According to The Washington Post, Republicans think "Palin's burst onto the national scene could be a chance to redefine the nature of feminism in politics," and prominent media suggest her as "a feminist dream" or even the new "face of feminism."

That's where we come in. NOW is working hard to make sure that, despite some media pundits' apparent confusion, every woman in the country understands what is really at stake on November 4. For us, the spotlight on feminism in the 2008 elections should be about real change -- change that will help secure and advance true equality for women -- not just lip service or lipstick. We're putting all possible resources into educating voters and turning out the feminist vote on Election Day.

With less than forty days left before Nov. 4, time is short. Voter registration in most states will close in just a few days. And we need your help to mobilize and get the word out. Our activists are going the extra mile, but our resources are stretched thin as we work against the clock.

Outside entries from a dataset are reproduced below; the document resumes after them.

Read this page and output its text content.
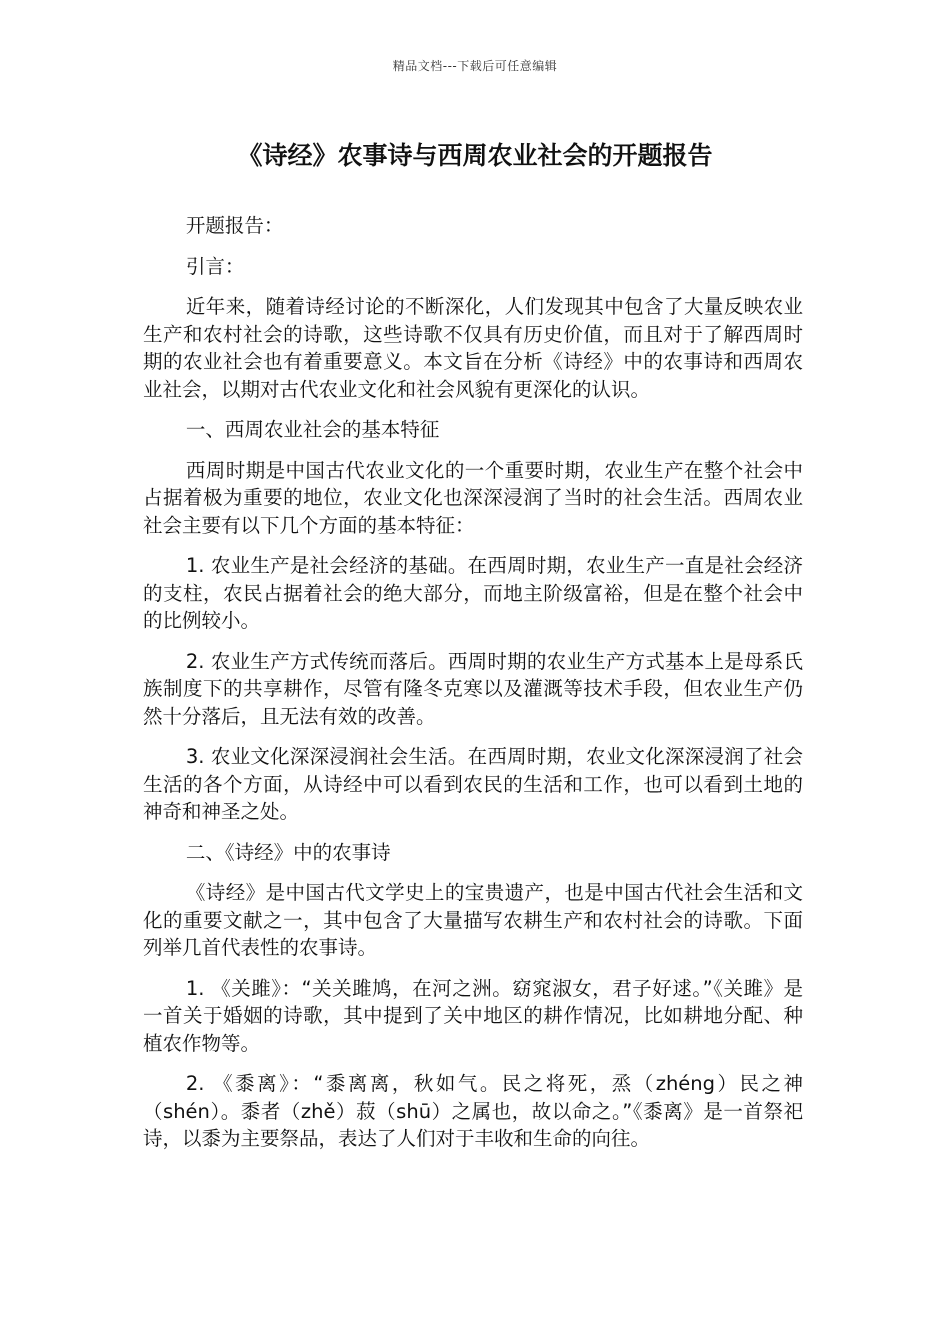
精品文档---下载后可任意编辑
《诗经》农事诗与西周农业社会的开题报告

开题报告：

引言：

近年来，随着诗经讨论的不断深化，人们发现其中包含了大量反映农业生产和农村社会的诗歌，这些诗歌不仅具有历史价值，而且对于了解西周时期的农业社会也有着重要意义。本文旨在分析《诗经》中的农事诗和西周农业社会，以期对古代农业文化和社会风貌有更深化的认识。

一、西周农业社会的基本特征

西周时期是中国古代农业文化的一个重要时期，农业生产在整个社会中占据着极为重要的地位，农业文化也深深浸润了当时的社会生活。西周农业社会主要有以下几个方面的基本特征：

1. 农业生产是社会经济的基础。在西周时期，农业生产一直是社会经济的支柱，农民占据着社会的绝大部分，而地主阶级富裕，但是在整个社会中的比例较小。

2. 农业生产方式传统而落后。西周时期的农业生产方式基本上是母系氏族制度下的共享耕作，尽管有隆冬克寒以及灌溉等技术手段，但农业生产仍然十分落后，且无法有效的改善。

3. 农业文化深深浸润社会生活。在西周时期，农业文化深深浸润了社会生活的各个方面，从诗经中可以看到农民的生活和工作，也可以看到土地的神奇和神圣之处。

二、《诗经》中的农事诗

《诗经》是中国古代文学史上的宝贵遗产，也是中国古代社会生活和文化的重要文献之一，其中包含了大量描写农耕生产和农村社会的诗歌。下面列举几首代表性的农事诗。

1. 《关雎》：“关关雎鸠，在河之洲。窈窕淑女，君子好逑。”《关雎》是一首关于婚姻的诗歌，其中提到了关中地区的耕作情况，比如耕地分配、种植农作物等。

2. 《黍离》：“黍离离，秋如气。民之将死，烝（zhéng）民之神（shén）。黍者（zhě）菽（shū）之属也，故以命之。”《黍离》是一首祭祀诗，以黍为主要祭品，表达了人们对于丰收和生命的向往。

I won't go through the laundry list, but you know that from equal pay to abortion and birth control, we have a lot to lose in November. We need you to help us alter the course this country has been on for the past eight years as we work for the change WOMEN need on election day and beyond.

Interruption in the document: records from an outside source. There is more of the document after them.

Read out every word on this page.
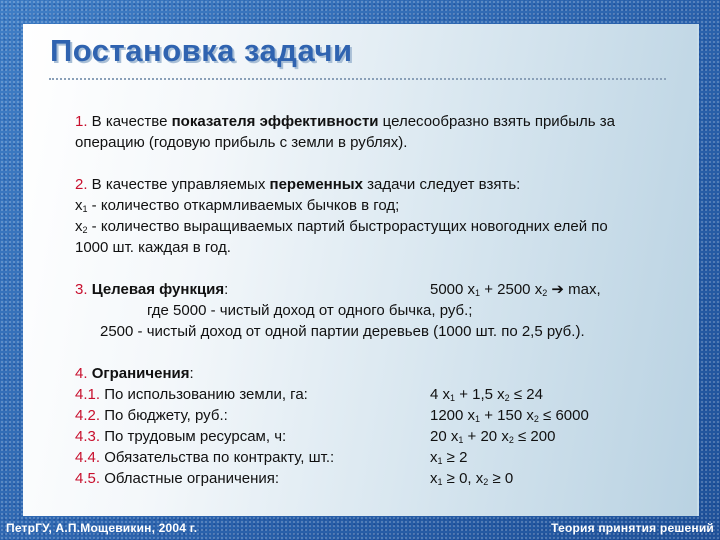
Постановка задачи

1. В качестве показателя эффективности целесообразно взять прибыль за

операцию (годовую прибыль с земли в рублях).

2. В качестве управляемых переменных задачи следует взять:

$x_1$ - количество откармливаемых бычков в год;

$x_2$ - количество выращиваемых партий быстрорастущих новогодних елей по

1000 шт. каждая в год.

3. Целевая функция:	5000 $x_1 + 2500$ $x_2$ ➔ max,

где 5000 - чистый доход от одного бычка, руб.;

2500 - чистый доход от одной партии деревьев (1000 шт. по 2,5 руб.).

4. Ограничения:

4.1. По использованию земли, га:	4 $x_1 + 1,5$ $x_2 \le 24$
4.2. По бюджету, руб.:	1200 $x_1 + 150$ $x_2 \le 6000$
4.3. По трудовым ресурсам, ч:	20 $x_1 + 20$ $x_2 \le 200$
4.4. Обязательства по контракту, шт.:	$x_1 \ge 2$
4.5. Областные ограничения:	$x_1 \ge 0$, $x_2 \ge 0$
ПетрГУ, А.П.Мощевикин, 2004 г.	Теория принятия решений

NOW will be working hard to get out the vote and highlight critical women's issues, including dangerous state ballot measures. And the NOW Political Action Committee has endorsed the Obama/Biden ticket, as well as solid women's rights candidates in critical congressional races across the country.

Please consider what you can do to help in our final push. I look forward to hearing from you.

Kim A. Gandy
NOW President

Wednesday, September 24, 2008

Lynn Spears > Sarah Palin

I'm glad to see that Lynne Spears noticed the double-standard in the way the media (and conservative consumers of media, in general) responded to teenage daughter Jamie Lynn's pregnancy earlier this year, as compared to the public response to the Palin family's teen pregnancy scandal.

As I mentioned in a recent post, the Spears family was
crucified for Jamie Lynn's pregnancy (and grandmama Lynn Spears was ubiquitously ruled a "bad mother") while the Palins were sanctified for "choosing life" and displaying strength during the typical "ups and downs" of your Average American Family.... puh-lease! Good for you, Lynn Spears, for speaking out about this in Newsweek:

You and Jamie Lynn got some negative press when she got pregnant so young. But more recently, 17-year-old Bristol Palin, and her mother, Sarah Palin, the Republican vice presidential candidate, found themselves in a similar situation. And the publ ic reaction has been different.

It's a totally different reaction. It's as if [Sarah Palin] became celebrated. I mean, the mother, Palin, was celebrated for this. Every woman in the world has applauded her strength and her convictions and poor little old Jamie Lynn—you saw how she was crucified. Everybody did, firsthand ... I just feel like it's been a very hypocritical situation.
If the baby-mama-drama plaguing the Palins were to curse a democrat in a similar position, the Republicans would be screaming about the liberal degeneration of family values. When it's one of their own, the GOP is all about the "strength and resolve of a loving family in turmoil." Bull. Shit.